From U.S. Pacific Fleet Public Affairs

This week, we talked with Commander, U.S. Pacific Fleet, Adm. Scott Swift and Fleet Master Chief Suz Whitman to discuss suicide prevention, the need to create a resilient workforce and eliminate barriers that prevent Sailors from seeking help.

“September is Suicide Prevention Month, but suicide prevention is a year-round mission, one in which all of us as shipmates have a role to play to eliminate suicide from our ranks and eliminate the barriers that prevent Sailors from seeking help.”
– Adm. Scott Swift
Commander, U.S. Pacific Fleet

Adm. Swift:

Pacific Fleet Sailors and civilian Sailors, the first principle of my commander’s intent is for us to preserve a resilient workforce. A key to that is rejecting behaviors that place individuals at risk.

September is Suicide Prevention Month, but suicide prevention is a year-round mission, one in which all of us as shipmates have a role to play to eliminate suicide from our ranks and eliminate the barriers that prevent Sailors from seeking help.

Suicide risk reduction is tied to our general resilience efforts, such as maintaining healthy relationships, ensuring Sailors have a sense of belonging, cultivating healthy personal and professional goals, developing coping skills to more effectively manage stress, and timely intervention for persons at risk.

Examination of previous suicides has taught us that common risk factors such as relationship problems, career disruptions like legal problems or professional setbacks, and periods of transitions can all be contributors to someone making a destructive choice. In many cases, these leading indicators, or portions of them, were known by shipmates, but we were not able to connect the dots before a crisis occurred.

Toughness – the ability to resist being overcome by stress – and resilience – the ability to recover from struggles or setbacks – are part of our Navy heritage. They are essential to our mental, emotional and spiritual fitness. And just as with physical fitness, the key to being in optimal condition is through practice and preventive efforts.

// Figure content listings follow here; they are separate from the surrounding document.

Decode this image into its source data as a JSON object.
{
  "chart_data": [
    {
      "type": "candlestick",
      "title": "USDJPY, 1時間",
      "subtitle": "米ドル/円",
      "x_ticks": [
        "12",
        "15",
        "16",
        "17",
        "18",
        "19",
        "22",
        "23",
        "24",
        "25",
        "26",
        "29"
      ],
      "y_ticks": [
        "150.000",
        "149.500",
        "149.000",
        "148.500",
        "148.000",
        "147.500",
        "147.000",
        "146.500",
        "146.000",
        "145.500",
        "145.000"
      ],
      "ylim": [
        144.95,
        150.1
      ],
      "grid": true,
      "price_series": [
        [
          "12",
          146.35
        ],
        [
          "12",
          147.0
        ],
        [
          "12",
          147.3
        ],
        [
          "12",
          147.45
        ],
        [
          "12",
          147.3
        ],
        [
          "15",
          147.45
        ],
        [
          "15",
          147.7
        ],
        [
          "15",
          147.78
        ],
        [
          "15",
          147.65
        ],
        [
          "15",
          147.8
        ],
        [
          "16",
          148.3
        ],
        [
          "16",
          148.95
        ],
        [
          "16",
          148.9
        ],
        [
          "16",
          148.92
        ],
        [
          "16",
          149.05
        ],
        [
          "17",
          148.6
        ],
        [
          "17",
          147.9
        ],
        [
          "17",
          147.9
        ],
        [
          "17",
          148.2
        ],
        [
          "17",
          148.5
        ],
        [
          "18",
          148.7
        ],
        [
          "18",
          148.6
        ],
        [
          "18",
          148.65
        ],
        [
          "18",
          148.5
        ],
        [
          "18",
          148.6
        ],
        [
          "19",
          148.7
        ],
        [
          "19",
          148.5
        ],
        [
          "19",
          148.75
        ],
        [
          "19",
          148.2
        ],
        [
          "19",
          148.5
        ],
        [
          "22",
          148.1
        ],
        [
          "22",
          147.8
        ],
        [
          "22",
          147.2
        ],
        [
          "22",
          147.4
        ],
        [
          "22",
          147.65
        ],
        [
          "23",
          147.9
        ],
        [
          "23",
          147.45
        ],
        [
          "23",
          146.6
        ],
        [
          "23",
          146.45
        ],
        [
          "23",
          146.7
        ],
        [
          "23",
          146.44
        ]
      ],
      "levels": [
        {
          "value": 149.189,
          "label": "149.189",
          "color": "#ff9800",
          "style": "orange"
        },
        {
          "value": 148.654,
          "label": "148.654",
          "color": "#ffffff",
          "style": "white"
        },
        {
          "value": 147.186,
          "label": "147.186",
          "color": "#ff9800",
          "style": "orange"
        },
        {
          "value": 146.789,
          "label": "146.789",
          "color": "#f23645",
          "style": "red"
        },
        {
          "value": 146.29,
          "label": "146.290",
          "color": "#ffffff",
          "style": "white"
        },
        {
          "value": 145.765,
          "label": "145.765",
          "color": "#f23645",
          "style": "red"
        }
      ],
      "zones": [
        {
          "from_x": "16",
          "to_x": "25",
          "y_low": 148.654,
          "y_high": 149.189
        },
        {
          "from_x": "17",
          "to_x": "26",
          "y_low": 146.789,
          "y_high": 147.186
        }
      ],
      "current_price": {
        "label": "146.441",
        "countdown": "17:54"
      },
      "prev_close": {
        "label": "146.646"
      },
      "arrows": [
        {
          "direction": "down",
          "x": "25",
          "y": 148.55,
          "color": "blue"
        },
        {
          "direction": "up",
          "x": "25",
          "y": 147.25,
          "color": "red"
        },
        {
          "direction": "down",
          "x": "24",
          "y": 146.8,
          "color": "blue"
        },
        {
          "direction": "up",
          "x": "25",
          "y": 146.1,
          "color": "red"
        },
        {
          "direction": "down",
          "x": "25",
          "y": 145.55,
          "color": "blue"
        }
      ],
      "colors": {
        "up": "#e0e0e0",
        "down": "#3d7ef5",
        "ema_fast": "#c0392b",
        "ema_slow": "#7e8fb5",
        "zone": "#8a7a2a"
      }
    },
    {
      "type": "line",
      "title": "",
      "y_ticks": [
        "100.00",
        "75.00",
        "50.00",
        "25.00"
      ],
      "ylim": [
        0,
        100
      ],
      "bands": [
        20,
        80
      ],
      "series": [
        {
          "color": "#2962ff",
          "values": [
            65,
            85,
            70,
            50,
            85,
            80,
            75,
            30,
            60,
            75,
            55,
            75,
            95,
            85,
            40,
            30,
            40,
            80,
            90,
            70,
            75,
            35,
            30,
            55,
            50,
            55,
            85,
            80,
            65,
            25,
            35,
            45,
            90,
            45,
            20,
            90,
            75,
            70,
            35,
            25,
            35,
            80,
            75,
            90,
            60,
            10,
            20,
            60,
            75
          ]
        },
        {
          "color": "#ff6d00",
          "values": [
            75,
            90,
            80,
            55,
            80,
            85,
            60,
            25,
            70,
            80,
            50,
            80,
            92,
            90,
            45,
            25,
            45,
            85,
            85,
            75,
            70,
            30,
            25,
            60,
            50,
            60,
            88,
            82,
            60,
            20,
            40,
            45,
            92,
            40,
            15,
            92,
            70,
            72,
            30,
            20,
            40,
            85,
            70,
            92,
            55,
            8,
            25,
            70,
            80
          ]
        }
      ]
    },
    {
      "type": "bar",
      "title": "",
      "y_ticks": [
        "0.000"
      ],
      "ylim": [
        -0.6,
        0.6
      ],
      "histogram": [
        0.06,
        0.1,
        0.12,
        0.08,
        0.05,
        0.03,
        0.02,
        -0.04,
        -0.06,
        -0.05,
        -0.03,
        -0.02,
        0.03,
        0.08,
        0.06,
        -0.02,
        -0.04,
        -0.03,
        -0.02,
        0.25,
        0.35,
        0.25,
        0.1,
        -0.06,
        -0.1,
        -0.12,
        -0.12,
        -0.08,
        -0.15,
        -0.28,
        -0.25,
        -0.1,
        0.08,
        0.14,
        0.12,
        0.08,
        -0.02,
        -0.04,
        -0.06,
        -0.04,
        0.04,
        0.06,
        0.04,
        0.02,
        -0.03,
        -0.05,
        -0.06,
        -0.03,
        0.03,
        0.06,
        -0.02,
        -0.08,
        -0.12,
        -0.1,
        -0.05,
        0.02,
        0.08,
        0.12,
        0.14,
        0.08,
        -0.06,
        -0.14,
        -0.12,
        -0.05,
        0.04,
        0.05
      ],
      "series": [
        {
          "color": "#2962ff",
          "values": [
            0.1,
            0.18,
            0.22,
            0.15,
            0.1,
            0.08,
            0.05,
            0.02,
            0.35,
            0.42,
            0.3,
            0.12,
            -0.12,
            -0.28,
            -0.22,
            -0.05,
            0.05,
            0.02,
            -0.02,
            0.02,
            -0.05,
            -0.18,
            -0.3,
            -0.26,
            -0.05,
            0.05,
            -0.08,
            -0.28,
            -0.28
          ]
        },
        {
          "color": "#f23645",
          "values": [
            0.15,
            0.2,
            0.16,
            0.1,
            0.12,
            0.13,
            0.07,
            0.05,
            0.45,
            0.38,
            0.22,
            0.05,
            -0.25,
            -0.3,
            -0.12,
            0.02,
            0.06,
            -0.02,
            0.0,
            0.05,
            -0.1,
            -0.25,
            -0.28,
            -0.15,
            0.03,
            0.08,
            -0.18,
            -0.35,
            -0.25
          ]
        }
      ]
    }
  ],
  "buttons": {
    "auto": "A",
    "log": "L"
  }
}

Fleet Master Chief Whitman:

Chaplains, Fleet and Family Services, and embedded mental health programs can help you to develop good practices for your mental, emotional and spiritual fitness – so that when you experience difficult circumstances you will be prepared to handle them. Most importantly, if you find yourself contemplating suicide, please ask for help.

When it comes to suicide prevention, we are all leaders and we must look out for one another to recognize people at risk and have the courage to ask them if they are having thoughts of suicide or wanting to die.

Words matter. Anyone, regardless of rank may need help from time-to-time. It is important that we convey in our words and our actions that we’ll be there when you need us. Make words like “Every Sailor, Every Day”, “1 Small ACT”, and #BeThere be more than just campaign slogans, make them a part of our culture.

Adm. Swift:

If a fellow Sailor appears to be in need of help, reach out and help them. It’s what shipmates do. It only takes one small act to save a life.